Hay entrenadores que realmente improvisan muy bien sobre la marcha pero en la mayoría de los casos, cuando improvisamos solemos divagar y dar rodeos innecesarios, difuminándose de esta manera el mensaje que realmente intentábamos transmitir.

Para que tu mensaje sea certero piensa y prepara lo que vas a decir siempre que puedas.

Adaptate al lugar

Cada lugar tiene unas posibilidades determinadas. Si estás en la banda de un campo de fútbol, en medio del bullicio de la grada, a 10 metros de distancia de tu jugador, no puedes ponerte a darle largas explicaciones, deberán ser mensajes cortos y muy concretos para asegurarnos que el destinatario los recibe. Sin embargo si estás en un despacho hablando tranquilamente con un jugador podrás dar otro tipo de mensaje.

El mensaje debe adaptarse a las posibilidades del lugar.

Mientras hables

“Cortita y al pie” que dicen los futboleros.

El entrenador habla y habla mientras el jugador se desespera esperando. El jugador siempre quiere jugar, no dormirse escuchando una explicación interminable. Mejor evitar alargar nuestros discursos. Un mensaje breve y concreto optimizará la comunicación con los jugadores.

A un deportista a 160 pulsaciones por minutos puedes darle muchas explicaciones pero no asimilará demasiadas, ni siquiera varias, probablemente solo la primera o la última. (2 o 3 cosas muy sintetizadas, como máximo)

Cuidado con el lenguaje no verbal.

Si nuestro lenguaje no verbal no está en consonancia con nuestro lenguaje verbal provocará confusión en el jugador. Posiblemente no sabrá si debe guiarse por lo que ha visto u oído. O incluso solo percibirá lo que proviene del lenguaje no verbal.
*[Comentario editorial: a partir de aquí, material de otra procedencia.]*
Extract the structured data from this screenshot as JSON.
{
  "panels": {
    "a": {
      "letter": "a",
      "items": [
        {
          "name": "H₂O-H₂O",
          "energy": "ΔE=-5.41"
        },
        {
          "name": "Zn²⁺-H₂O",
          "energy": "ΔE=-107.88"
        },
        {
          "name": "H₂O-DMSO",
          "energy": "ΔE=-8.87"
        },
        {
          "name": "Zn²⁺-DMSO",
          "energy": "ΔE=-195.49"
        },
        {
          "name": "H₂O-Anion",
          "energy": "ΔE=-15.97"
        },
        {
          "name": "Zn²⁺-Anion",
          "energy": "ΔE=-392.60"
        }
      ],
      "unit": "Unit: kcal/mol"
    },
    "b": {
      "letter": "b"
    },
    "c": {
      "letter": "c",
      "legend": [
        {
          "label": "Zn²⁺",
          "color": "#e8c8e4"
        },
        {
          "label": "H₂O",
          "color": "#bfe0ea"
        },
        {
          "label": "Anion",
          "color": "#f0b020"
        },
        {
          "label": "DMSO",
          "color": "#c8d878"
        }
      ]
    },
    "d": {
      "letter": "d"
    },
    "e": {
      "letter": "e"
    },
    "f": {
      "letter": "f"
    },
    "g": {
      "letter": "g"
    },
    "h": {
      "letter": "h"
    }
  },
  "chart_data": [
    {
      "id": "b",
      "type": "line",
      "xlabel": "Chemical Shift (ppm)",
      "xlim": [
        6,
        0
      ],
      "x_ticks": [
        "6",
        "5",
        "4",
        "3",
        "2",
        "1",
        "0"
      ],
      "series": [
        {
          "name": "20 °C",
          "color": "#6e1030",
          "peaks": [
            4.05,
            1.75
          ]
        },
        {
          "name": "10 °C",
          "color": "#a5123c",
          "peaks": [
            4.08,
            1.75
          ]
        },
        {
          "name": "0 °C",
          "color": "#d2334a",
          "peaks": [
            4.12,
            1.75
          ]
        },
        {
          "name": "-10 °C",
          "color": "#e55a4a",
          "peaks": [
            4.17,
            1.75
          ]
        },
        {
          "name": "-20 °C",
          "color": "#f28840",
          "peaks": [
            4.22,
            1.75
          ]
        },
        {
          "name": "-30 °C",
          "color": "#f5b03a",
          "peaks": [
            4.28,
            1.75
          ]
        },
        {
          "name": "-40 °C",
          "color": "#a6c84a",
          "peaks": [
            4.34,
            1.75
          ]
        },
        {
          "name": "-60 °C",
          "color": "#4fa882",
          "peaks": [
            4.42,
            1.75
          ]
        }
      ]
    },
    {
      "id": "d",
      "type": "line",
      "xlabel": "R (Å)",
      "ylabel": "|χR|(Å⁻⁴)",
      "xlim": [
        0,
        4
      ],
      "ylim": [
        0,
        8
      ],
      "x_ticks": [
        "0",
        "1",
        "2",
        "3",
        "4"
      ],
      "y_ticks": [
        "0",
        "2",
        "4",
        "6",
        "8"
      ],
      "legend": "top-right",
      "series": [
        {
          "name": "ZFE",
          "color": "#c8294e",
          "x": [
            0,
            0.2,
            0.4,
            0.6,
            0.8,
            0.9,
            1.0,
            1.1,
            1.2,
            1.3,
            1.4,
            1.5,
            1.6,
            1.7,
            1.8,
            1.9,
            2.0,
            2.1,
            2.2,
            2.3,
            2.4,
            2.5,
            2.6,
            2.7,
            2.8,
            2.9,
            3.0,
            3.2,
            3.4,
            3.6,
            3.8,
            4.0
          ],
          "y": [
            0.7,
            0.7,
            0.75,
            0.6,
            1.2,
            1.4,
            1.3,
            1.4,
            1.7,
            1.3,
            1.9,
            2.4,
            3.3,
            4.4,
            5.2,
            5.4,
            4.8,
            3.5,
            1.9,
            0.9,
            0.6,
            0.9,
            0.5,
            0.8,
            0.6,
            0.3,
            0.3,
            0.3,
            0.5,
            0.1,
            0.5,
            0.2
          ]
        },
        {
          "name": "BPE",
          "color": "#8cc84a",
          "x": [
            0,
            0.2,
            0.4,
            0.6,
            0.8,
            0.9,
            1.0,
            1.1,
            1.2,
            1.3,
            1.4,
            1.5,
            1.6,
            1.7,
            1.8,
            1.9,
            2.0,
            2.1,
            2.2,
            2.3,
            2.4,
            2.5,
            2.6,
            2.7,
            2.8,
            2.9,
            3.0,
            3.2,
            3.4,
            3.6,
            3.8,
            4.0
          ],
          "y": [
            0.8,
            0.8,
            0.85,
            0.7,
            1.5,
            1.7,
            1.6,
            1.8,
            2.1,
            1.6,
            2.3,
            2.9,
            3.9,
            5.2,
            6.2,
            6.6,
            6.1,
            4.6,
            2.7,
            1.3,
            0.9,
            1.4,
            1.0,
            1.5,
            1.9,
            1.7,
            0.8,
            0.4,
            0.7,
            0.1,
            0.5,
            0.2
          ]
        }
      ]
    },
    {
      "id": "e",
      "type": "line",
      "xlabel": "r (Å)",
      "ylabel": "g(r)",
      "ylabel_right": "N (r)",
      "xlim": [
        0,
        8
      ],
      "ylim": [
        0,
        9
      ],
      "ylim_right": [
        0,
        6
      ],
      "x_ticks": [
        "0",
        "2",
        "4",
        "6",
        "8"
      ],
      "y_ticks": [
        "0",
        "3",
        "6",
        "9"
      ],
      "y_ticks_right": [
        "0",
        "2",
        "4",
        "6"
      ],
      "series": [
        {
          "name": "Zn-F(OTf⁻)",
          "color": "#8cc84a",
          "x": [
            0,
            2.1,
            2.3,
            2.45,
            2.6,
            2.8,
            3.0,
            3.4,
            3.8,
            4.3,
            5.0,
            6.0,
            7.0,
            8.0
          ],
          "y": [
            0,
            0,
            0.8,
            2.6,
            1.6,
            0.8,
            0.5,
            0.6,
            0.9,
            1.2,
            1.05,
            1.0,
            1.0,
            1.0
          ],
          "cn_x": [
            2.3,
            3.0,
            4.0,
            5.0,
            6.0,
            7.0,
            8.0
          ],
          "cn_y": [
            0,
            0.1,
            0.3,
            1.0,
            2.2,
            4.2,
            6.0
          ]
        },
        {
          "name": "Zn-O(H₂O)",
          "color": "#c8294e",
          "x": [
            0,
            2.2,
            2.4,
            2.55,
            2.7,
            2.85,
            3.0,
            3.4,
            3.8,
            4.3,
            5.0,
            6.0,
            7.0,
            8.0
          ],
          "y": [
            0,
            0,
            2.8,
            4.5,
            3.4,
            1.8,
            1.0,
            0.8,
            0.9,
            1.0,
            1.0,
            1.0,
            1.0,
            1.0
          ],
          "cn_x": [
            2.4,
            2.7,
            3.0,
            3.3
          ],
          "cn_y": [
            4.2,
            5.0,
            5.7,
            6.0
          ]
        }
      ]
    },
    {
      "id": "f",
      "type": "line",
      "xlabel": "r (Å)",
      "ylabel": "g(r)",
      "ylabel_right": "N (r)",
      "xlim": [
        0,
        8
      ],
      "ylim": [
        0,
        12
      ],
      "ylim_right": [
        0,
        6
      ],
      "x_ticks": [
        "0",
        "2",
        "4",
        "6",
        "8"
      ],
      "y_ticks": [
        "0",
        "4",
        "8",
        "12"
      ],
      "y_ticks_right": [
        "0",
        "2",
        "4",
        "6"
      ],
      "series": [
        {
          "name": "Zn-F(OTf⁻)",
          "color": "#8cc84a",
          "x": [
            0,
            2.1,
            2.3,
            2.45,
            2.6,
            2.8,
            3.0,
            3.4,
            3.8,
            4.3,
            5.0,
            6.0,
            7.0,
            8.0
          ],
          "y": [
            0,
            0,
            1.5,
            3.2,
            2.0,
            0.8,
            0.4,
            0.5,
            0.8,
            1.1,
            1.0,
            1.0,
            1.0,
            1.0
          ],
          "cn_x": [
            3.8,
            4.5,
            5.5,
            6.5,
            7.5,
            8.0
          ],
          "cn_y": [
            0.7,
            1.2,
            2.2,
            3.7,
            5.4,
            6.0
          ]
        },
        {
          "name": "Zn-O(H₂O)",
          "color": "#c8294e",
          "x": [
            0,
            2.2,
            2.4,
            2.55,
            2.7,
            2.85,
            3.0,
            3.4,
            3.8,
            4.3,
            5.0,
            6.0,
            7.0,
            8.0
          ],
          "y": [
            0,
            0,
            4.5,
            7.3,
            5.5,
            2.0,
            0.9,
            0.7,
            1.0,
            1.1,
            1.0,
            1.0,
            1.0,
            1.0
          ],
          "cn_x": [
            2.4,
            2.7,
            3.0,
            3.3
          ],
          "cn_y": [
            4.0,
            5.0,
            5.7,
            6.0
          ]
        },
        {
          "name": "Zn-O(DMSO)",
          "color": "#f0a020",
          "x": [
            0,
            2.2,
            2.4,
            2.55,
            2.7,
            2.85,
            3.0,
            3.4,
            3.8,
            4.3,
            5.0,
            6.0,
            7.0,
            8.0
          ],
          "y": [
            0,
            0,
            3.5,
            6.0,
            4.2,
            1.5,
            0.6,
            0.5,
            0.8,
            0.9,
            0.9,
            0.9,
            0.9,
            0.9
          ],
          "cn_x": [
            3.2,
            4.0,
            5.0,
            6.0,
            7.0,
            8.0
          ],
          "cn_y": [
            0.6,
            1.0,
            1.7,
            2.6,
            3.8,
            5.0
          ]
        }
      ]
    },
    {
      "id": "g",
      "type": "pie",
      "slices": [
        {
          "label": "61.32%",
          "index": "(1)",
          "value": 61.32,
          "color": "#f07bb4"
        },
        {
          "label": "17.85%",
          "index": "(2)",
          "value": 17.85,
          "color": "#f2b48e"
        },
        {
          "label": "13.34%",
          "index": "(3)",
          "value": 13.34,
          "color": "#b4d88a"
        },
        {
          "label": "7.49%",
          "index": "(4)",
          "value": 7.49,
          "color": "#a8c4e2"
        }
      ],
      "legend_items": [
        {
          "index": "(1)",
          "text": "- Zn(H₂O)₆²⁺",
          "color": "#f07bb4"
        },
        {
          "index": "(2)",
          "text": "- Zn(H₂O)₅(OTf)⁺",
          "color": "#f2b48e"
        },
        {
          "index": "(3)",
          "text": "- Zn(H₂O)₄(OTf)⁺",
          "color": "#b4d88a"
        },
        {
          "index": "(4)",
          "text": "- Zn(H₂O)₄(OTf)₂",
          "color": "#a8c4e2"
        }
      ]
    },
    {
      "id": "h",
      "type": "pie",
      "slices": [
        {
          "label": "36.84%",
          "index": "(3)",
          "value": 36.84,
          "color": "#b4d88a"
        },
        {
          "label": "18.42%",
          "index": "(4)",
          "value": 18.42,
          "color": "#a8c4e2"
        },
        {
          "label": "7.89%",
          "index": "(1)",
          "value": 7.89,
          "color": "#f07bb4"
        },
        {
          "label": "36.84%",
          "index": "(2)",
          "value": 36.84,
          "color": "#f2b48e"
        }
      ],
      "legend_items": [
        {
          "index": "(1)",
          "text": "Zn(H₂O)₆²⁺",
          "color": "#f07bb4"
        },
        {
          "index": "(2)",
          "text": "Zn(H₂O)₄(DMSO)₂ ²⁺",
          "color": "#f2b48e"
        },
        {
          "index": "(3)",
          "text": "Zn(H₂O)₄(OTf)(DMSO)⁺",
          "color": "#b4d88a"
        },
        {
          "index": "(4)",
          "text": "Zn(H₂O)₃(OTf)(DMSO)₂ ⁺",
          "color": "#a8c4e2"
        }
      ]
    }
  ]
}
Seguro que has visto algún entrenador que mientras dice: ¡muy bien, muy bien! , mientras en su cara se lee: ¡qué mal, qué mal!

¿Qué crees que percibirá el jugador? ¿Qué piensas que lo ha hecho muy bien, lo contrario?

Después de hablar 

Escucha y observa. No todo es hablar

Hablar no es el último paso. Sino parte de un ciclo. Tan importante como hablar es escuchar y observar a nuestro equipo. Conocer cómo es cada uno de nuestros jugadores es primordial para la comunicación con ellos sea cada vez de manera más eficaz. 

Siempre

Respeta a tus jugadores si quieres que te respeten

Por supuesto, para que la comunicación funcione con tus jugadores, muestra siempre a tus jugadores el respeto que te gustaría que te mostrasen a ti.